“你什麼意思?”

    “你是說我有病?”

    周文淵眉頭微皺問道。

    “病得不輕。”蕭天淡然回道。

    “你一沒有問我身體情況,二沒有給我號脈診斷,你憑什麼說這種話?”周文淵皺眉再問。

    “望聞問切,單一個望就夠了。”

    蕭天此話一出,周文淵實在是有些想笑。

    “笑話!”

    周文淵哈哈大笑道:“我剛纔不信你懂醫術,現在我更不相信了。”

    “實不相瞞,我昨天剛做完全身體檢,醫生都說我十分健康,除了有點上火其它什麼問題都沒有。”

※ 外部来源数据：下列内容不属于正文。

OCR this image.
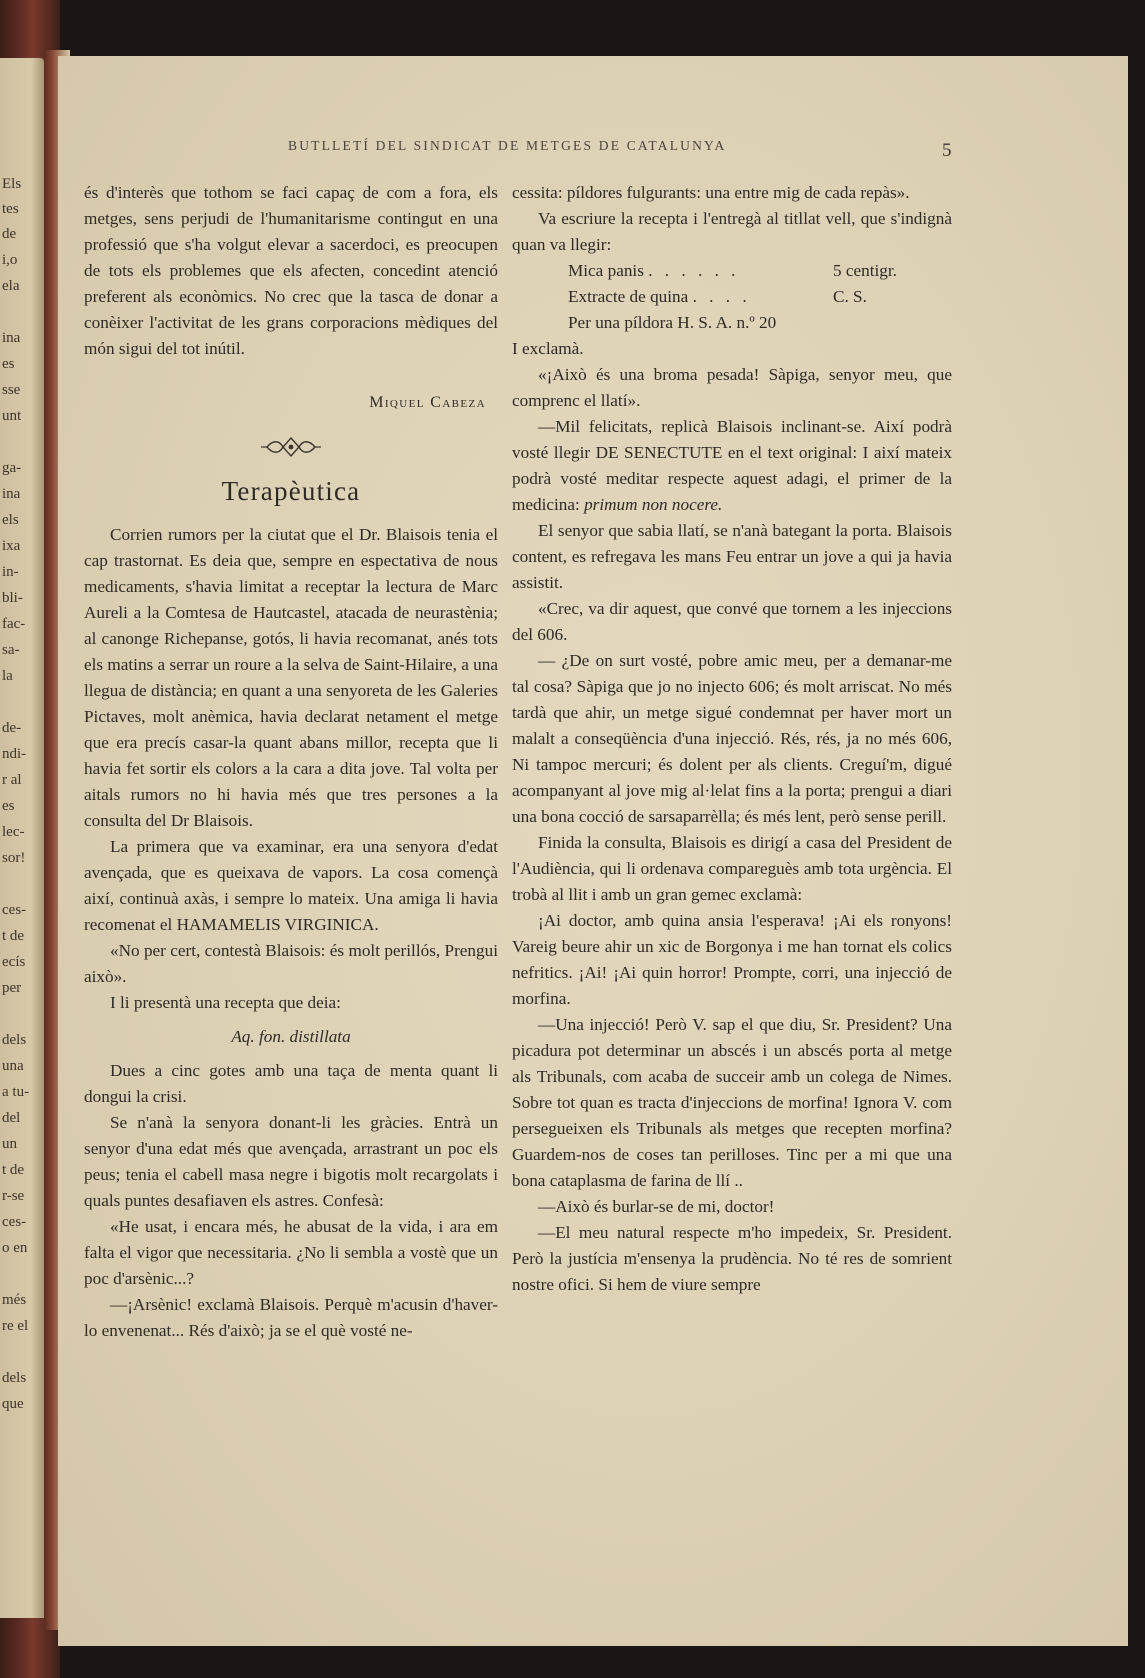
Els
tes
de
i,o
ela
ina
es
sse
unt
ga-
ina
els
ixa
in-
bli-
fac-
sa-
la
de-
ndi-
r al
es
lec-
sor!
ces-
t de
ecís
per
dels
una
a tu-
del
un
t de
r-se
ces-
o en
més
re el
dels
que
BUTLLETÍ DEL SINDICAT DE METGES DE CATALUNYA	5

és d'interès que tothom se faci capaç de com a fora, els metges, sens perjudi de l'humanitarisme contingut en una professió que s'ha volgut elevar a sacerdoci, es preocupen de tots els problemes que els afecten, concedint atenció preferent als econòmics. No crec que la tasca de donar a conèixer l'activitat de les grans corporacions mèdiques del món sigui del tot inútil.

Miquel Cabeza

Terapèutica

Corrien rumors per la ciutat que el Dr. Blaisois tenia el cap trastornat. Es deia que, sempre en espectativa de nous medicaments, s'havia limitat a receptar la lectura de Marc Aureli a la Comtesa de Hautcastel, atacada de neurastènia; al canonge Richepanse, gotós, li havia recomanat, anés tots els matins a serrar un roure a la selva de Saint-Hilaire, a una llegua de distància; en quant a una senyoreta de les Galeries Pictaves, molt anèmica, havia declarat netament el metge que era precís casar-la quant abans millor, recepta que li havia fet sortir els colors a la cara a dita jove. Tal volta per aitals rumors no hi havia més que tres persones a la consulta del Dr Blaisois.

La primera que va examinar, era una senyora d'edat avençada, que es queixava de vapors. La cosa començà així, continuà axàs, i sempre lo mateix. Una amiga li havia recomenat el HAMAMELIS VIRGINICA.

«No per cert, contestà Blaisois: és molt perillós, Prengui això».

I li presentà una recepta que deia:

Aq. fon. distillata

Dues a cinc gotes amb una taça de menta quant li dongui la crisi.

Se n'anà la senyora donant-li les gràcies. Entrà un senyor d'una edat més que avençada, arrastrant un poc els peus; tenia el cabell masa negre i bigotis molt recargolats i quals puntes desafiaven els astres. Confesà:

«He usat, i encara més, he abusat de la vida, i ara em falta el vigor que necessitaria. ¿No li sembla a vostè que un poc d'arsènic...?

—¡Arsènic! exclamà Blaisois. Perquè m'acusin d'haver-lo envenenat... Rés d'això; ja se el què vosté ne-

cessita: píldores fulgurants: una entre mig de cada repàs».

Va escriure la recepta i l'entregà al titllat vell, que s'indignà quan va llegir:

Mica panis . . . . . .	5 centigr.
Extracte de quina . . . .	C. S.
Per una píldora H. S. A. n.º 20

I exclamà.

«¡Això és una broma pesada! Sàpiga, senyor meu, que comprenc el llatí».

—Mil felicitats, replicà Blaisois inclinant-se. Així podrà vosté llegir DE SENECTUTE en el text original: I així mateix podrà vosté meditar respecte aquest adagi, el primer de la medicina: primum non nocere.

El senyor que sabia llatí, se n'anà bategant la porta. Blaisois content, es refregava les mans Feu entrar un jove a qui ja havia assistit.

«Crec, va dir aquest, que convé que tornem a les injeccions del 606.

— ¿De on surt vosté, pobre amic meu, per a demanar-me tal cosa? Sàpiga que jo no injecto 606; és molt arriscat. No més tardà que ahir, un metge sigué condemnat per haver mort un malalt a conseqüència d'una injecció. Rés, rés, ja no més 606, Ni tampoc mercuri; és dolent per als clients. Creguí'm, digué acompanyant al jove mig al·lelat fins a la porta; prengui a diari una bona cocció de sarsaparrèlla; és més lent, però sense perill.

Finida la consulta, Blaisois es dirigí a casa del President de l'Audiència, qui li ordenava compareguès amb tota urgència. El trobà al llit i amb un gran gemec exclamà:

¡Ai doctor, amb quina ansia l'esperava! ¡Ai els ronyons! Vareig beure ahir un xic de Borgonya i me han tornat els colics nefritics. ¡Ai! ¡Ai quin horror! Prompte, corri, una injecció de morfina.

—Una injecció! Però V. sap el que diu, Sr. President? Una picadura pot determinar un abscés i un abscés porta al metge als Tribunals, com acaba de succeir amb un colega de Nimes. Sobre tot quan es tracta d'injeccions de morfina! Ignora V. com persegueixen els Tribunals als metges que recepten morfina? Guardem-nos de coses tan perilloses. Tinc per a mi que una bona cataplasma de farina de llí ..

—Això és burlar-se de mi, doctor!

—El meu natural respecte m'ho impedeix, Sr. President. Però la justícia m'ensenya la prudència. No té res de somrient nostre ofici. Si hem de viure sempre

    “難不成你空口白牙一句話,比那些大醫院的專家還準確?”

    對於周文淵的話,蕭天不做回答,他可沒興趣跟周文淵爭辯什麼。

    “陸老頭,瑤瑤,你們看我像是有病的人嗎?”周文淵又轉頭看向陸錦瑤二人。

    “這”

    陸老爺子跟陸錦瑤都有些遲疑。

    雖然他們不懂醫術,但看周文淵精神矍鑠,說話的時候更是中氣十足聲音洪亮,這從哪兒都看不出一點病態。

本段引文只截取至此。